VICTORIA: I feel the same. Australia doesn’t get to do that very often except in a very classic or traditional way which, as you say doesn’t happen that often. And what you might see in Sydney may not be that strong because it really does take so much time and effort to create and do. And that’s where our training feeds into it. Because we are training as an ensemble … we’re sweating together… the Suzuki Method of Actor Training strengthens an ensemble very well and quickly. The physicality and the core work really does give it an amazing strength.
SAG: Ninefold has a two-year residency with PACT? (PACT Centre for Emerging Artists [Facebook])
VICTORIA: Yes, it’s new for PACT and it’s new for us. PACT have been really supportive of our company so there’s a weird, sort of coming home about it… nice to be back in that space. The residency is called atPACT and Ninefold Ensemble will be creating two productions a year. I can’t say yet what we will be doing but what’s been flagged in the group is really amazing.
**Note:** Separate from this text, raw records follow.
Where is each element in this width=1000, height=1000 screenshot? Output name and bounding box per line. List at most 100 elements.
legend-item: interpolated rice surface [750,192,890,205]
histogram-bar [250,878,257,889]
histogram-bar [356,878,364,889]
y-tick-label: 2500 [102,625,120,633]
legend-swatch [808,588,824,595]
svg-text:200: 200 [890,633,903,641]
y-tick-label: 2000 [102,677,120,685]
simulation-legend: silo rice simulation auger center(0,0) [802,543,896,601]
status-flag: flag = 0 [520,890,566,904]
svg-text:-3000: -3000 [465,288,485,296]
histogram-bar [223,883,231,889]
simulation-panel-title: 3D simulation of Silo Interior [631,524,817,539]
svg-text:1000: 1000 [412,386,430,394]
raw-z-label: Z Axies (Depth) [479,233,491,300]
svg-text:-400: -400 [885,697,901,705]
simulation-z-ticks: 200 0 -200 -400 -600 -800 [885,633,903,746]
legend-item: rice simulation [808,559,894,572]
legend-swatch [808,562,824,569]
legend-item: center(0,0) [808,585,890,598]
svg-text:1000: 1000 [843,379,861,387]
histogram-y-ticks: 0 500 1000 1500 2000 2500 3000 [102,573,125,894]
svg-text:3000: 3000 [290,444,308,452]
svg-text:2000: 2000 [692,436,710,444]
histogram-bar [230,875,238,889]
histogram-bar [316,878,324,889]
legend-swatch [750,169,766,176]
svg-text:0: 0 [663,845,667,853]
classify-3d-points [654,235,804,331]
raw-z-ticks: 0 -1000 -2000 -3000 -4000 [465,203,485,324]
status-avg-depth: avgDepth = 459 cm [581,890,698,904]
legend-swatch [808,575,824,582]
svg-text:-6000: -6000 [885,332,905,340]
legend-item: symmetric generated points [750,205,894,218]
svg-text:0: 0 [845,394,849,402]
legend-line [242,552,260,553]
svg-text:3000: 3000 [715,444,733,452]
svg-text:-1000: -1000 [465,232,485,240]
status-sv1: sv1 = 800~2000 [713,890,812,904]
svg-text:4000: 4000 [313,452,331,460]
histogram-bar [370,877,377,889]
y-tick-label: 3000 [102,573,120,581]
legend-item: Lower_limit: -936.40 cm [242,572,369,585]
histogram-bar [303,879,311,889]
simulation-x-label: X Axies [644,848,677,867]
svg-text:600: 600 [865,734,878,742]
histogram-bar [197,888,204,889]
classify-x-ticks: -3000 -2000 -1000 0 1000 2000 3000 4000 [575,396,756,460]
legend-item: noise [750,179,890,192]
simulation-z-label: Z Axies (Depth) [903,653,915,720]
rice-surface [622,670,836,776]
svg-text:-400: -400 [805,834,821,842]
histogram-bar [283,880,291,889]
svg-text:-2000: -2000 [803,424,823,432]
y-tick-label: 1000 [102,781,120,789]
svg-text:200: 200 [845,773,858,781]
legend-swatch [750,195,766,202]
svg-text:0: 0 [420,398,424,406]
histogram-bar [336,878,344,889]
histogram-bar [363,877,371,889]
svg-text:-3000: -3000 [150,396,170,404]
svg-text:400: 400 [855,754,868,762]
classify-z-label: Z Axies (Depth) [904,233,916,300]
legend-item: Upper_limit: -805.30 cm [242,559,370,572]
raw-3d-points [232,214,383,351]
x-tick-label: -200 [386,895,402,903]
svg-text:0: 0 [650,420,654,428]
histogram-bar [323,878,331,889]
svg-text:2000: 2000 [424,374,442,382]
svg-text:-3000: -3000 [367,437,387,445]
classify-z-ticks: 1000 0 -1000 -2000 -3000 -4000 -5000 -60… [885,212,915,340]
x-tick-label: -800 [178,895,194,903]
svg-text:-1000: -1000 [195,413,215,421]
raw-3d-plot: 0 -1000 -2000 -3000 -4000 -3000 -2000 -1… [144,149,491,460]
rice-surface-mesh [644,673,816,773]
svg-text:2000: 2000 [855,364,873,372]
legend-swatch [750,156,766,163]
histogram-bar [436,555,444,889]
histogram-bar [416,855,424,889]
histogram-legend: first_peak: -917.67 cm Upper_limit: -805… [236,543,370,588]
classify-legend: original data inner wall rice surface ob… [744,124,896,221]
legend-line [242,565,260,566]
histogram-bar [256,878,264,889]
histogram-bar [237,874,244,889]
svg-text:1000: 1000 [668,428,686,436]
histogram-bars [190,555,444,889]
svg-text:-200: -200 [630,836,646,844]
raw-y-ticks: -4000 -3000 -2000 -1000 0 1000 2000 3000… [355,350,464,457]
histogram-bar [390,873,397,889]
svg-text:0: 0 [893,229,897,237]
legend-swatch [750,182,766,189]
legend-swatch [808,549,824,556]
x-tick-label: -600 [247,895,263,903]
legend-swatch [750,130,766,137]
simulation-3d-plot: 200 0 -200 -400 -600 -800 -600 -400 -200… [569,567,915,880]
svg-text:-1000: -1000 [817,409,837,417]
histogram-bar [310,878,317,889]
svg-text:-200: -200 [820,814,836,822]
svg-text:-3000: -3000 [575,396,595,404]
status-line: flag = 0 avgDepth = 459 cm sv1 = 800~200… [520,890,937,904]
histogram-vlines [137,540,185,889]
SAG: I’m really looking forward to this show, I saw the Suzuki company perform THE TROJAN WOMEN many many years ago at the Opera House and the images, like the full lighting grid slowly coming down on top of the performers, is still visually imprinted. Best of luck to you and the ensemble for the rest of the rehearsal period.
The cast of is made up of the current members of the Ninefold ensemble: Aslam Abdus-samad (Tragedy of Antigone, Debris – LZA Theatre); Erica J Brennan (The Tragedy of Antigone); Jessica Dalton (Blackstrap Molasses –Sydney Fringe); Victoria Greiner (Tragedy of Antigone); Matthew L Heys (Woyzeck - Pasvolsky Studio); Melissa Hume (Bluebeard – Lies, lies and Propaganda); Gideon Payton-Griffiths (Tragedy of Antigone); Shane Russon (Three Sisters - Sport for Jove); Brigid Vidler (Do Something Else Old 505 Theatre); Tabitha Woo (A Westerner's Guide to the Opium Wars); Paul Musumeci, Luke Yager and Stella Ye. Shy Magsalin as director, (The Tragedy of Antigone, Room, member of the International Suzuki Company of Toga); Liam O’Keefe (The Tragedy of Antigone) as lighting designer; production design by Victor Kalka; and an original score by Melanie Herbert (Room, member of Splinter Orchestra).